You should understand that while most services in this list are often not needed, or are needed under circumstances different than those which occur here, there may be situations in which some of them are required, and it may be up to you as an administrator to determine which services are needed, and which should be turned off.

Answer the Investigation 5 question.

Investigation 6: How do we automatically mount a new partition in Fedora?

Use fedorahost
Perform these steps on the Fedora Host.
  1. Create the empty directory /lab5
  2. Reformat /dev/sda5 as ext3
  3. Check the man page for /etc/fstab by entering the command <cdoe>man fstab</code>
  4. Edit your /etc/fstab file to mount the partition /dev/sda5 to /lab5
  5. Issue this command:
    • mount -a
  6. What does that command do?
  7. Confirm that the partition mounted and copy some files to it.

Answer the Investigation 6 question.

Completing the Lab

Arrange evidence for each of these items on your screen, then ask your instructor to check each item:

  1. [ ] /tmp/fstest filesystem counted with files copied to it.
  2. [ ] nled is installed
  3. [ ] Correct services are disabled
  4. [ ] /lab5 has an entry in /etc/fstab

Preparing for the Quizzes

  1. What is the advantage of disabling services such as bluetooth?
  2. What is the difference between a .tgz file and a .tar.gz file?
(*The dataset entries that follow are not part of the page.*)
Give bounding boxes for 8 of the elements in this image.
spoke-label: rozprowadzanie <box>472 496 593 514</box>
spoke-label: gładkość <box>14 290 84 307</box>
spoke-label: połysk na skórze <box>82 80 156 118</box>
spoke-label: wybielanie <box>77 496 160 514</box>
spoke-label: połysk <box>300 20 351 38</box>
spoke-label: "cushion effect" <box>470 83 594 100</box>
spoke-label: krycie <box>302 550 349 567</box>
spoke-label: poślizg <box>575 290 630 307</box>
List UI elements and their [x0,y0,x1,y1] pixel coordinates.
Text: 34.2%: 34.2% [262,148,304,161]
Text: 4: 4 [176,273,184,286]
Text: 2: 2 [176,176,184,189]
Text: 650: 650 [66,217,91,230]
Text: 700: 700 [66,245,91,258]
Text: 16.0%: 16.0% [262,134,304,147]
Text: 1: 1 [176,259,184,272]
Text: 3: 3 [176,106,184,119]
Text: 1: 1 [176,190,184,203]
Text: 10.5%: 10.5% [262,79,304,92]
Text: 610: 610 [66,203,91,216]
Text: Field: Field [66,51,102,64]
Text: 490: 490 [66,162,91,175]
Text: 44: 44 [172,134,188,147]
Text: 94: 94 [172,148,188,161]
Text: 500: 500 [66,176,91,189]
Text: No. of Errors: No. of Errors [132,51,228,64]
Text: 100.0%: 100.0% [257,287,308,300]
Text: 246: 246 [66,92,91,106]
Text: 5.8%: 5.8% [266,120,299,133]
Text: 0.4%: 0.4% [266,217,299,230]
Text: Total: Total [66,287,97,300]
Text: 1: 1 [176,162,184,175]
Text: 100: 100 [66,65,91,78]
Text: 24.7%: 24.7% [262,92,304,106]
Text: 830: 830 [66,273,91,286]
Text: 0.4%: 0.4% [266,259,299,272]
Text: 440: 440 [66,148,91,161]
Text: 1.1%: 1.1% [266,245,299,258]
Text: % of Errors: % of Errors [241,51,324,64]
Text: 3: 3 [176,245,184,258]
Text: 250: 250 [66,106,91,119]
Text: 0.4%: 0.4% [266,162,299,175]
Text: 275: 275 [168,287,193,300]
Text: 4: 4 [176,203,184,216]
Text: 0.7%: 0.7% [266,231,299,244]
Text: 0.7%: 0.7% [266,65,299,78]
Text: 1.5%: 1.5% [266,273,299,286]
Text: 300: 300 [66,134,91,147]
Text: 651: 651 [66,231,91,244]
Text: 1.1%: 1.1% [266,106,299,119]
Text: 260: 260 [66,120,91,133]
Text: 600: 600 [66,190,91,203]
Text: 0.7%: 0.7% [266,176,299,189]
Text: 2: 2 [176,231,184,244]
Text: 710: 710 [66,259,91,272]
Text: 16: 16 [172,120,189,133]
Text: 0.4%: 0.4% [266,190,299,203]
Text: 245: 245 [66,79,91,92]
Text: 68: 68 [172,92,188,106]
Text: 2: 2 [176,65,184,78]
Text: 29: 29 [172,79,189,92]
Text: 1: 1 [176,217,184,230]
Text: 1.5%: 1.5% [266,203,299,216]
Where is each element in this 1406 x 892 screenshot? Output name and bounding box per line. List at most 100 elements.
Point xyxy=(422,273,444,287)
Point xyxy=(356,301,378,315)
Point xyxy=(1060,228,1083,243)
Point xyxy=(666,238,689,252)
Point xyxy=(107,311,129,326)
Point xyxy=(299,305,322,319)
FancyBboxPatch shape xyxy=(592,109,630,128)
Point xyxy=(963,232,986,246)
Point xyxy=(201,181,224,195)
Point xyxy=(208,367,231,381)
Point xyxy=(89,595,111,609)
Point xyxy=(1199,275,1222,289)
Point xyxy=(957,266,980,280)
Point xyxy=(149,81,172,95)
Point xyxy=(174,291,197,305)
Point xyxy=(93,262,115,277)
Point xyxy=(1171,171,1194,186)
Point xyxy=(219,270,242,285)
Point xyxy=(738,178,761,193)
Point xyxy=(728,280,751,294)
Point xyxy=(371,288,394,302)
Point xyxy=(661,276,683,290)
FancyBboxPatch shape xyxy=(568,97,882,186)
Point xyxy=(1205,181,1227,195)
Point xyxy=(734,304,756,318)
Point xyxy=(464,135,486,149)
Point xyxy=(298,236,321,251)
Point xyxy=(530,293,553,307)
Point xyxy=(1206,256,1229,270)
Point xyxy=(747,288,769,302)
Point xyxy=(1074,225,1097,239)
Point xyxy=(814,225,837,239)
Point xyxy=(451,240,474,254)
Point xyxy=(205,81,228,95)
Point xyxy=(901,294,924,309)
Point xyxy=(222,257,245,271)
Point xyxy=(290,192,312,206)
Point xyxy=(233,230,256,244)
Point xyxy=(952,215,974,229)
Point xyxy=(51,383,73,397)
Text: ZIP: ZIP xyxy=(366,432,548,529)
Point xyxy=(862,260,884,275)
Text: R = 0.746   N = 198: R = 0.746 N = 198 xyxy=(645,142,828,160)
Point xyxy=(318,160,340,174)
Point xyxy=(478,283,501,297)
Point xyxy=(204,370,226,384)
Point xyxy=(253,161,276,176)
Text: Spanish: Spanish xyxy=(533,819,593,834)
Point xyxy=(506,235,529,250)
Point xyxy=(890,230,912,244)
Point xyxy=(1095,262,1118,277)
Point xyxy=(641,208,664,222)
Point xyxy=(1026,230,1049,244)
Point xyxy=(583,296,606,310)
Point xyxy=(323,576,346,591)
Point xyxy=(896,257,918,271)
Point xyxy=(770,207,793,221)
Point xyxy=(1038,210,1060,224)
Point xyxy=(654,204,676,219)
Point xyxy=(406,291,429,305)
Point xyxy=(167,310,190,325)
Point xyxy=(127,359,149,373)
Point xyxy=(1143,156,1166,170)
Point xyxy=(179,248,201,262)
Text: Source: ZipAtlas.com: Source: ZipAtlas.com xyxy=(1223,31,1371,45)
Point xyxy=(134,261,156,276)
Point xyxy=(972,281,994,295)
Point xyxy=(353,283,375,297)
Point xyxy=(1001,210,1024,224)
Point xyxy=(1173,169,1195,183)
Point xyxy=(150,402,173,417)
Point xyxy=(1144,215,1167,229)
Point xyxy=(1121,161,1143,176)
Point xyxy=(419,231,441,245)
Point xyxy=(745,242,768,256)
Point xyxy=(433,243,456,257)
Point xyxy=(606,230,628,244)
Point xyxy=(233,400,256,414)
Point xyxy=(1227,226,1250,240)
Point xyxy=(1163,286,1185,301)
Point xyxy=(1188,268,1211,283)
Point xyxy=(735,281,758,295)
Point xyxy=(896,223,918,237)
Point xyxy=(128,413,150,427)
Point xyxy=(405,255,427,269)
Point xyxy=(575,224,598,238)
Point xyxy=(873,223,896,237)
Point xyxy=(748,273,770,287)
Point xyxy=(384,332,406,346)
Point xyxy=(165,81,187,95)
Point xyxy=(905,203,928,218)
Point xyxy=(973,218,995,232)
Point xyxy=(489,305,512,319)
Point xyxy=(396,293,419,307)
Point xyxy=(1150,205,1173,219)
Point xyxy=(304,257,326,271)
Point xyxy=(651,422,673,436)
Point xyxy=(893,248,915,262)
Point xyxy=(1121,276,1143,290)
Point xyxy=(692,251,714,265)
What do these stand for?
  3. How do you ensure that a filesystem is mounted every time the system is started?
  4. How is creating and using a filesystem in a file different from creating and using a filesystem in a block device (such as a partition)?
  5. What is source code?
  6. How do you build software from source code?
  7. Which is preferred: installing from an RPM file, or installing from source code? Why?
  8. How do you use chkconfig?
  9. The startup directory for each runlevel contains symbolic links. Where are the targets of the symbolic links?
  10. When you use the menu option System>Administration>Services, what program is run?
Backup your work
Backup your disk images for fedora2 and fedora3 Virtual Machines.